In fact, the first designs for both temporal consistency losses consider the occlusion and new objects. However, the impact on the feature consistency loss is slight (from 74.87% to 74.89%). The occlusion and new objects usually reflect some small and local changes across different frames, and the feature consistency loss aims to model the long-range and high-order relationships and is more robust to such small changes, while the prediction consistency loss aims to model the per-pixel similarity and is susceptible to the occlusion and new objects. Hence, we only add the occlusion mask in the prediction consistency loss.

4.2.4. Feature Fusion and Propagation

To mask the use of the warped features, previous methods try to do weighted sum or concatenate the warped features and the original features for feature fusion and propagation. We compare the previous methods with our proposed method in Table 4. The results show that our proposed method is obviously better than the previous methods, which demonstrates our conjecture to the warped feature reuse.

4.3. Comparative Results on Cityscapes Dataset
4.3.1. Effectiveness of Different Network Structures

To validate the effectiveness of our DWNet, we apply different network configurations. The results are shown in Table 5. SWarp (Static Warping) denotes the original warping operation and DWarp (Dynamic Warping) denotes our proposed DWNet. The results demonstrate that our DWNet has a strong generalization ability for different network structures and can significantly improve the accuracy compared with the SWarp.

4.3.2. Comparison with State-of-the-Art

We compare our DWNet with existing methods on the Cityscapes test dataset. The results are shown in Table 6, and our DWNet can outperform the existing methods with a significant advantage.

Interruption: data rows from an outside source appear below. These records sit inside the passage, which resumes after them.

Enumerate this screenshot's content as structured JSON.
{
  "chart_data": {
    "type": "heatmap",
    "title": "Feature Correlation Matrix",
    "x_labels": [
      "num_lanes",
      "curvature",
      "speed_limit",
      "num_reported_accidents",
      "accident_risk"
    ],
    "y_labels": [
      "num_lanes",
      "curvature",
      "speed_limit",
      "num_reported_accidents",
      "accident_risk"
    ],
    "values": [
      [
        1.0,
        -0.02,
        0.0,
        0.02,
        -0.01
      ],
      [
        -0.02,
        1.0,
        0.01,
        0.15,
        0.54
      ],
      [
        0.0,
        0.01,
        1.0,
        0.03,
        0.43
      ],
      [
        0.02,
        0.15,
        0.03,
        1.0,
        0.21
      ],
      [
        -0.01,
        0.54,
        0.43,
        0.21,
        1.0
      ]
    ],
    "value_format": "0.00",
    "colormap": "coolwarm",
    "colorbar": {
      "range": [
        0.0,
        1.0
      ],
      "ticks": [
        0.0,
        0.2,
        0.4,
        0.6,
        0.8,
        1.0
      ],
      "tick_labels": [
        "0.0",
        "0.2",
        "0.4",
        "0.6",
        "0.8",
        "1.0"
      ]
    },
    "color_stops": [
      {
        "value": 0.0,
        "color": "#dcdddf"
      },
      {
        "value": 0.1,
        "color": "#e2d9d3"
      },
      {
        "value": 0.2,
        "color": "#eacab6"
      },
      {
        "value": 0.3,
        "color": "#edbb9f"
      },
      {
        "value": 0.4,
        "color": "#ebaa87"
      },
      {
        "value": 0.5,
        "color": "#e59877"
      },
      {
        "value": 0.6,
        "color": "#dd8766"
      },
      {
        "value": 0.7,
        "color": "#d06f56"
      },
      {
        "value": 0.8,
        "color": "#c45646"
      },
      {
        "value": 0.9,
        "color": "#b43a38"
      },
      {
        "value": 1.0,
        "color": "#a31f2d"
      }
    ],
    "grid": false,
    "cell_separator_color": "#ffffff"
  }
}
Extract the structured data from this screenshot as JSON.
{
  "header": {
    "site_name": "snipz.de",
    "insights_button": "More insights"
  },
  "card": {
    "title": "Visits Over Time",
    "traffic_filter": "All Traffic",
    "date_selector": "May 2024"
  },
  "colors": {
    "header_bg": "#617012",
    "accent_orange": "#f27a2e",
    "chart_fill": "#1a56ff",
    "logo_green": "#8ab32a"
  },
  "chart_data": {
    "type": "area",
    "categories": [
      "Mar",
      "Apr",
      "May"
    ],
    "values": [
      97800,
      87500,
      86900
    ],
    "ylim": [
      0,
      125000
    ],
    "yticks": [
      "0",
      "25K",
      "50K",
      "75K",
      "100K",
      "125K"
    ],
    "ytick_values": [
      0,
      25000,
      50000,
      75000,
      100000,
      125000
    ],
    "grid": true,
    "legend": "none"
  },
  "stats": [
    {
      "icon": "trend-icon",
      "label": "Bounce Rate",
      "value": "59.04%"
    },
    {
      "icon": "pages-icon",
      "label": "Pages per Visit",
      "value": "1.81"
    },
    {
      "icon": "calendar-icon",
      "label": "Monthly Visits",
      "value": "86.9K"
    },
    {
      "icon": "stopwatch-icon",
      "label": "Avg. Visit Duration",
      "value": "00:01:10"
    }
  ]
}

In particular, with the PSPNet as the backbone, our method with the only fine set for the train can improve the mIoU score by 0.9%, which is superior to previous methods with both fine and coarse sets for the train, like [6, 13, 15]. And when we also utilize both fine and coarse images for the train, our method can bring a further improvement by 0.7%, which demonstrates the effectiveness of our method. Besides, we utilize the DANet as the segmentation network and the accuracy is improved to 82.1%, which shows that our method has a strong generalization for different segmentation networks.

4.3.3. Qualitative Results

The qualitative comparison is shown in Figure 4. Existing warping-based methods adopt the standard bilinear interpolation without any learnable parameters to warp the interframe features based on imprecise precomputed optical flow and produce the negative results in the highlighted regions. Compared with the existing warping-based methods, our method adopts the dynamic warping operation to achieve more precise feature alignment based on the refined optical flow and improve temporal consistency of video segmentation.

4.4. Comparative Results on CamVid Dataset

To evaluate the generalization of our method on different datasets, we conduct experiments on the CamVid dataset. We use the ResNet101 as the backbone with the architecture of PSPNet. The results are shown in Table 7, and our method outperforms the current state-of-the-art methods, which demonstrates the generalization for different datasets.

5. Conclusion

In this paper, we propose a novel framework named DWNet to adaptively warp the interframe features. We design the flow refinement module to optimize the optical flow and propose the flow-guide convolution to achieve adaptive feature alignment. Besides, we introduce the temporal consistency loss to explicitly supervise the warped features to guarantee the temporal consistency of video segmentation. Extensive experiments have shown that our method outperforms existing warping-based methods and achieves state-of-the-art on the Cityscapes and CamVid benchmark datasets.

Data Availability

The Cityscapes and CamVid data can be downloaded freely at https://www.cityscapes-dataset.com/file-handling/?packageID=3 and http://mi.eng.cam.ac.uk/research/projects/VideoRec/CamVid/.

Conflicts of Interest

The authors declare that they have no conflicts of interest.

Acknowledgments

This work was supported by the Fundamental Research Funds for the China Central Universities of USTB (FRF-DF-19-002), Scientific and Technological Innovation Foundation of Shunde Graduate School, USTB (BK20BE014).